Been busy for the past couple of days so I wasn't able to reply you earlier. Here is the network config:

root@OpenWrt:~# cat /etc/config/network

config interface 'loopback'
        option device 'lo'
        option proto 'static'
        option ipaddr '127.0.0.1'
        option netmask '255.0.0.0'

config globals 'globals'
        option ula_prefix 'fdef::::/48'
        option packet_steering '1'

config device
        option name 'br-lan'
        option type 'bridge'
        list ports 'lan1'
        list ports 'lan2'
        list ports 'lan3'
        list ports 'lan4'

config interface 'lan'
        option device 'br-lan'
        option proto 'static'
        option ipaddr '192.168.X.1'
        option netmask '255.255.255.0'
        option ip6assign '60'
        option gateway '192.168.X.254'
        option broadcast '192.168.X.255'
        list dns '192.168.X.254'
        list dns '9.9.9.9'

config interface 'wan'
        option device 'wan'
        option proto 'dhcp'

config interface 'wan6'
        option device 'wan'
        option proto 'dhcpv6'

root@OpenWrt:~#

Also I have updated the Wireless config as per your suggestion:

root@OpenWrt:~#  cat /etc/config/wireless

config wifi-device 'radio0'
        option type 'mac80211'
        option path 'platform/18000000.wmac'
        option band '2g'
        option channel 'auto'
        option cell_density '0'
        option country 'IN'
        option noscan '1'
        option htmode 'HT40'
        option legacy_rates '1'

config wifi-iface 'default_radio0'
        option device 'radio0'
        option network 'lan'
        option mode 'ap'
        option key '*********'
        option ssid '2.4G_Network'
        option disassoc_low_ack '0'
        option encryption 'psk-mixed'

config wifi-device 'radio1'
        option type 'mac80211'
        option path '1a143000.pcie/pci0000:00/0000:00:00.0/0000:01:00.0'
        option band '5g'
        option channel 'auto'
        option htmode 'VHT80'
        option cell_density '3'

config wifi-iface 'default_radio1'
        option device 'radio1'
        option network 'lan'
        option mode 'ap'
        option key '*********'
        option ssid '5G_Network'
        option encryption 'psk-mixed'
        option disassoc_low_ack '0'
        option short_preamble '0'

Still I am seeing the same issue with Wifi clients not able to communicate to each other. It seems like we are hitting a bug similar to this https://bugs.openwrt.org/index.php?do=details&task_id=714, https://forum.openwrt.org/t/clients-in-same-wlan-cant-reach-each-other/2501

Anyone else having issues similar to this? I only see ARP requests between the wireless networks but no ARP replies when pinging.
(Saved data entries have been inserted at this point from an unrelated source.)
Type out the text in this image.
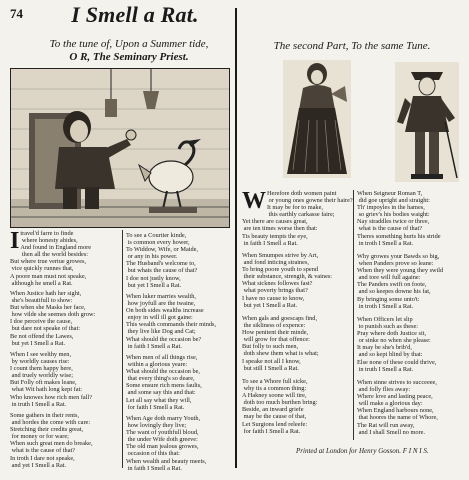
74	I Smell a Rat.
To the tune of, Upon a Summer tide,
O R, The Seminary Priest.
The second Part, To the same Tune.
I travel'd farre to finde
where honesty abides,
And found in England more
then all the world besides:
But where true vertue growes,
vice quickly runnes that,
A poore man must not speake,
although he smell a Rat.
When Justice hath her sight,
she's beautifull to show:
But when she Masks her face,
how vilde she seemes doth grow:
I doe perceive the cause,
but dare not speake of that:
Be not offend the Lawes,
but yet I Smell a Rat.
When I see welthy men,
by worldly causes rise:
I count them happy here,
and truely worldly wise;
But Folly oft makes leane,
what Wit hath long kept fat:
Who knowes how rich men fall?
in truth I Smell a Rat.
Some gathers in their rents,
and hordes the come with care:
Stretching their credits great,
for money or for ware;
When such great men do breake,
what is the cause of that?
In troth I dare not speake,
and yet I Smell a Rat.
To see a Courtier kinde,
is common every hower,
To Widdow, Wife, or Maide,
or any in his power.
The Husband's welcome to,
but whats the cause of that?
I doe not justly know,
but yet I Smell a Rat.
When luker marries wealth,
how joyfull are the twaine,
On both sides wealths increase
enjoy in will ill got gaine:
This wealth commands their minds,
they live like Dog and Cat;
What should the occasion be?
in faith I Smell a Rat.
When men of all things rise,
within a glorious yeare:
What should the occasion be,
that every thing's so deare,
Some ensure rich mens faults,
and some say this and that:
Let all say what they will,
for faith I Smell a Rat.
When Age doth marry Youth,
how lovingly they live;
The want of youthfull bloud,
the under Wife doth greeve:
The old man jealous growes,
occasion of this that:
When wealth and beauty meets,
in faith I Smell a Rat.
W Herefore doth women paint
or young ones gowne their haire?
It may be for to make,
this earthly carkasse faire;
Yet there are causes great,
are ten times worse then that:
Tis beauty tempts the eye,
in faith I Smell a Rat.
When Smumpes strive by Art,
and fond inticing straines,
To bring poore youth to spend
their substance, strength, & vaines:
What sicknes followes fast?
what poverty brings that?
I have no cause to know,
but yet I Smell a Rat.
When gals and goescaps find,
the sikliness of expence:
How penitent their minde,
will grow for that offence:
But folly to such men,
doth shew them what is what;
I speake not all I know,
but still I Smell a Rat.
To see a Whore full sicke,
why tis a common thing:
A Hakney soone will tire,
doth too much burthen bring:
Beside, an inward griefe
may be the cause of that,
Let Surgions lend releefe:
for faith I Smell a Rat.
When Seigneur Roman T,
did goe upright and straight:
Th' impoyles in the hames,
so griev's his bodies waight:
Nay straddles twice or three,
what is the cause of that?
Theres something hurts his stride
in troth I Smell a Rat.
Why growes your Bawds so big,
when Panders prove so leane:
When they were young they swild
and tore will full againe:
The Panders swift on foote,
and so keepes downe his fat,
By bringing some unto't:
in troth I Smell a Rat.
When Officers let slip
to punish such as these:
Pray where doth Justice sit,
or sinke no when she please:
It may be she's brib'd,
and so kept blind by that:
Else none of these could thrive,
in truth I Smell a Rat.
When sinne strives to succeeee,
and folly flies away:
Where love and lasting peace,
will make a glorious day:
When England harbours none,
that hoores the name of Whore,
The Rat will run away,
and I shall Smell no more.
Printed at London for Henry Gosson. F I N I S.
Any idea what the issue could be related to?

3 Likes

Daniel,

After updating to the Openwrt firmware to r17443-90e167abaa https://github.com/dangowrt/linksys-e8450-openwrt-installer/releases/tag/v0.5.3, I lost my 5Ghz network. The interface doesn't show up and I see below errors in the system log:

Wed Sep  1 18:35:48 2021 daemon.notice netifd: radio1 (2324): Phy not found
Wed Sep  1 18:35:48 2021 daemon.notice netifd: radio1 (2324): Could not find PHY for device 'radio1'
Wed Sep  1 18:35:48 2021 user.notice ucitrack: Setting up /etc/config/wireless reload dependency on /etc/config/network
Wed Sep  1 18:35:48 2021 daemon.notice netifd: radio1 (2361): WARNING: Variable 'data' does not exist or is not an array/object
Wed Sep  1 18:35:48 2021 daemon.notice netifd: radio1 (2361): Bug: PHY is undefined for device 'radio1'

I tried updating to the latest snapshot but no luck. 5GHz is still down. Do I need to go back to a previous release?

Thanks in advance.

1 Like

Did you use the recovery installer or just sysupgrade?

I just used the sysupgrade installer, do I need to install the recovery first and then install the sysupgrade?